Shiphrah and Puah’s story in Exodus only mentions their moment of triumphant defiance. We don’t hear about how they had spent years of their lives doing God’s work already, day in and day out. As midwives, they would have been in the midst of life and death every day and night, guiding women risking their lives to bring new people into the world. They would have witnessed miracles, God’s miracles, made real through the blood, sweat, and tears of laboring mothers. Shiphrah and Puah were Israel’s deliverers even before they defied the Pharaoh. The courageous stance that landed their names in the annals of history was simply an extension of the life of faith they were already living.

The work of faith is made up of everyday acts of love that prepare us for the big moments of truth. And that work is often done in partnership. The leadership of St. Mark’s have convinced me of the transformational power of partnerships. You’ve taught me how partnerships make the work sustainable in the long run, how they prepare our parish to do the brave and right thing when it matters most. 

There’s our co-senior wardens, Chris and Dan. I love how they rely on each other, hype each other up, and bring out the best in each other’s complementary gifts. We’re all still benefiting from the vision and efforts of the powerhouse team that was my predecessor, Father Peter, and his senior warden, Sue. Then there’s Meg and Meg, the dynamic duo of the St. Mark’s book club, and our outreach co-leaders, Claire and Lori. And new leaders, too - Donna and Linda who are heading up the 5k fall fundraiser, and Deb and Meg, who we intended to bless today and send out as a pair to do Eucharistic visitations - except COVID got in the way. 

Then there’s our treasurer team. When Melinda stepped out of her comfort zone and into the new challenge of serving as St. Mark’s treasurer last year, she began to carefully identify the parts of the job that she felt least confident in. Then she found someone who would both mentor her in those building skills and take on the roles she didn’t connect with. And Don Edwards, for his part, said yes. We don’t see a lot of the behind-the-scenes work they do together, but we all benefit from both their everyday striving and their big victories.

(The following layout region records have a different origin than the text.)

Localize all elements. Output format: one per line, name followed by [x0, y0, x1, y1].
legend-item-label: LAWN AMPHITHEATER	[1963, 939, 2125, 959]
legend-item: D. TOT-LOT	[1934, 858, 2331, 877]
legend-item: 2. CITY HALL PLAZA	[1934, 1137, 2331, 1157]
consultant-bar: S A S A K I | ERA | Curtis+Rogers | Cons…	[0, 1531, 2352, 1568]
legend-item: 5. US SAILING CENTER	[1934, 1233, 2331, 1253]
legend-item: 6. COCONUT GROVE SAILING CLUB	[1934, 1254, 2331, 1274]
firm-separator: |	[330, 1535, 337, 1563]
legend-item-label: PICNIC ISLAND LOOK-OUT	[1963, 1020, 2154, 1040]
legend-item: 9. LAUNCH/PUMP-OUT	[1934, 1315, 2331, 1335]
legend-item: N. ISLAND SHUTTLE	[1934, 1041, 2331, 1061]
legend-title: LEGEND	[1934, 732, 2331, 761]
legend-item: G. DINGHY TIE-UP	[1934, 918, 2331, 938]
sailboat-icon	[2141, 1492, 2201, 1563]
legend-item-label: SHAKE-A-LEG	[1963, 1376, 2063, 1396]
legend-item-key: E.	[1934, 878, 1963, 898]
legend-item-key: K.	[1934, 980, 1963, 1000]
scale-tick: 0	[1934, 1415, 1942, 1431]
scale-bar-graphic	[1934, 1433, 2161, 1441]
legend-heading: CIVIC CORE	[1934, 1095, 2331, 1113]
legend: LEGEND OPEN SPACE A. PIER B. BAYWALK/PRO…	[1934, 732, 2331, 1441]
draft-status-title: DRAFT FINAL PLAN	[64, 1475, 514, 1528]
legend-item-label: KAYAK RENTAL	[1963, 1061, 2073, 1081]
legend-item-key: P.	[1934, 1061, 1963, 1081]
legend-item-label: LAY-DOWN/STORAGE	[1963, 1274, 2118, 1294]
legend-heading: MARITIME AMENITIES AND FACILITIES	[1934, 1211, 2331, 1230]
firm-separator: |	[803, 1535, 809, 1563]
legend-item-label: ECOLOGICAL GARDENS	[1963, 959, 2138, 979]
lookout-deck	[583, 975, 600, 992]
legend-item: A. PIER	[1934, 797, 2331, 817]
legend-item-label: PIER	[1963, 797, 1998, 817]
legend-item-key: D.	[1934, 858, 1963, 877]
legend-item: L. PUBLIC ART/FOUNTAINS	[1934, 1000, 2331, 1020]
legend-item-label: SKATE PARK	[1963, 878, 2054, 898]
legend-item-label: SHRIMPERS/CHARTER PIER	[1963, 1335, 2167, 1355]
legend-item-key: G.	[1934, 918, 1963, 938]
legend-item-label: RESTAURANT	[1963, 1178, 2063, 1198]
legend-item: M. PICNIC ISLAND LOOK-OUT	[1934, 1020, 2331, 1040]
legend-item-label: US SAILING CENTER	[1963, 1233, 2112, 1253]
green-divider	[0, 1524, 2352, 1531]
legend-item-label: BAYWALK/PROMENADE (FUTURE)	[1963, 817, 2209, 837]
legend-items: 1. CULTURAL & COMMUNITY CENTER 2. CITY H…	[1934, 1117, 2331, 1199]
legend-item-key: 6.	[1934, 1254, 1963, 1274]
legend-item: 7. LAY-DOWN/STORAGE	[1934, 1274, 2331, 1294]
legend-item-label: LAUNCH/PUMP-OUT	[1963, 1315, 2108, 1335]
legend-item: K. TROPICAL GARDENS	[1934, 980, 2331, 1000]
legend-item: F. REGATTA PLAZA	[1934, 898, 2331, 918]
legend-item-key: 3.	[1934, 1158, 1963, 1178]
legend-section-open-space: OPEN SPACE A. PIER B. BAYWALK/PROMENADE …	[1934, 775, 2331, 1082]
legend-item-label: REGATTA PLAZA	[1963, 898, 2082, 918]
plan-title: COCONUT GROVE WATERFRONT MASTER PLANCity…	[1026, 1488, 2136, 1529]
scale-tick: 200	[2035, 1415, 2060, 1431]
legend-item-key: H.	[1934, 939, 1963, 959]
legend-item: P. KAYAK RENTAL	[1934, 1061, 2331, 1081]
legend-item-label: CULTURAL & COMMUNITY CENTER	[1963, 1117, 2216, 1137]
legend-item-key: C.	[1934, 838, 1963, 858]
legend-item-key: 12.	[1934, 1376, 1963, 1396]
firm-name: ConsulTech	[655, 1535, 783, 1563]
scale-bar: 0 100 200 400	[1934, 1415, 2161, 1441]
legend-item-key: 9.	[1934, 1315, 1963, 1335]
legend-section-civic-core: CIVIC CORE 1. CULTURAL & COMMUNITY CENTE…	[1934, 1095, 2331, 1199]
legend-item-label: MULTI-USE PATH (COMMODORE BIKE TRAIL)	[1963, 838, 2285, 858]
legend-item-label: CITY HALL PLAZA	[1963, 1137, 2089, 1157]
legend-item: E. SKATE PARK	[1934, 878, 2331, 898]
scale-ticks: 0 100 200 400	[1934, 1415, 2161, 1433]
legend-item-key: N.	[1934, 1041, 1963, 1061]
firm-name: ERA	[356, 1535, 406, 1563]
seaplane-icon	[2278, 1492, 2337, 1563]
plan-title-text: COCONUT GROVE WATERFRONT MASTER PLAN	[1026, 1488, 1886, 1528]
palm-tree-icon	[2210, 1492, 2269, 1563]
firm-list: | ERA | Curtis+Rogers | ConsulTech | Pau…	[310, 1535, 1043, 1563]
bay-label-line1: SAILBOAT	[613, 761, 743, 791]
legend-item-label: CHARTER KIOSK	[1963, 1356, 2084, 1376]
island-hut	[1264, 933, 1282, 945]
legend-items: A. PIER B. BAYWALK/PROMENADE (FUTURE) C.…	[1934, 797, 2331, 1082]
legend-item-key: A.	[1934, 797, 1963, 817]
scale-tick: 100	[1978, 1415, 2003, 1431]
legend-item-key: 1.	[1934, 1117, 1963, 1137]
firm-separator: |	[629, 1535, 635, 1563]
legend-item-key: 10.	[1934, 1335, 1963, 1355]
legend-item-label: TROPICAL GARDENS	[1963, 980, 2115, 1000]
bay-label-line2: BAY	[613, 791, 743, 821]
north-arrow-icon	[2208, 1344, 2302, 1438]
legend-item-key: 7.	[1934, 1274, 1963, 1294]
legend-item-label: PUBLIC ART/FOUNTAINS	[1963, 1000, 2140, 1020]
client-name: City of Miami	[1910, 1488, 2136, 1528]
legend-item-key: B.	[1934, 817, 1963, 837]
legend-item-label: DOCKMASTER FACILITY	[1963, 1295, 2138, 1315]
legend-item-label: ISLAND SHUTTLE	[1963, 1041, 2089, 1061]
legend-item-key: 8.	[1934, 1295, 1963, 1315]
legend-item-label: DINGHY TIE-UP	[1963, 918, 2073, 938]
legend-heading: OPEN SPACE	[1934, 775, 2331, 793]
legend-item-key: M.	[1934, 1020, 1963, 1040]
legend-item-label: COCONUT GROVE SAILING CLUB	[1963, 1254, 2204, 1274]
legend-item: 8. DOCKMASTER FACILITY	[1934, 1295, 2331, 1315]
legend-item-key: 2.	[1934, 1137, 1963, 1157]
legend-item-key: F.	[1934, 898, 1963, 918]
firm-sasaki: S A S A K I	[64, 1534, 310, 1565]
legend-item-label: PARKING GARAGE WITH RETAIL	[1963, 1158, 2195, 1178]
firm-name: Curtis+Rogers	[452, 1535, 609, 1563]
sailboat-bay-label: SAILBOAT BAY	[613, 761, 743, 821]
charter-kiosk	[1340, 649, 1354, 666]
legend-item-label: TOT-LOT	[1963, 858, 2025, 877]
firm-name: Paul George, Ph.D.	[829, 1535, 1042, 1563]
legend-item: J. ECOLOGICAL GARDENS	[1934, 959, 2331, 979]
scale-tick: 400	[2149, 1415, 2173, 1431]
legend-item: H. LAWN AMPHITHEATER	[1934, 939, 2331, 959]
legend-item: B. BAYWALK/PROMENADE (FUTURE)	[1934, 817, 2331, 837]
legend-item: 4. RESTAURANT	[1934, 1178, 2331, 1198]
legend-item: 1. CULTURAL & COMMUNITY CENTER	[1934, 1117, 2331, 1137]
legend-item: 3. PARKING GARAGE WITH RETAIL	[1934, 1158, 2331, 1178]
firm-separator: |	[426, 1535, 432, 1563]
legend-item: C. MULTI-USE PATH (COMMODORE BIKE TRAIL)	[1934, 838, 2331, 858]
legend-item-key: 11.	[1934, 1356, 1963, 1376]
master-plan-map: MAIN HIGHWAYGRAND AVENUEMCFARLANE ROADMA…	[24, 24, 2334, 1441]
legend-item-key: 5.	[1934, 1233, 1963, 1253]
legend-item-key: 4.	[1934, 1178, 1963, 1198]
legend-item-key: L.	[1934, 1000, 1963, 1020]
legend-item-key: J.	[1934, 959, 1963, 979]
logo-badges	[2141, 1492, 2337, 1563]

Partnerships in ministry give us courage to take on challenges we’d otherwise turn down. They prevent us from burning out from loneliness and exhaustion, from having it feel like it all falls on our shoulders. After all, even Moses didn’t say yes to God without first being assured that he could recruit his brother, Aaron, to fill in the gaps in his leadership skills. Church, at its best, means you don’t have to do God’s work alone. But it does mean you have to trust and you have to train, you have to walk before you can run. You need humility to ask for help and the self-awareness to recognize where your gifts end and another’s begins. 

Who has been a partner to you in your work of faith - the work you’ve done at church or work out in the world to make it a better place? Take a moment to think of that person or those people and thank God for them. And if you can’t think of anyone, take a moment to think about what’s gotten in the way of you asking for help. 

St. Paul famously wrote, “let us run with perseverance the race that is set before us.” Sometimes it will feel like we are running it alone. But other times, God binds us to the people that will guide us over the finish line.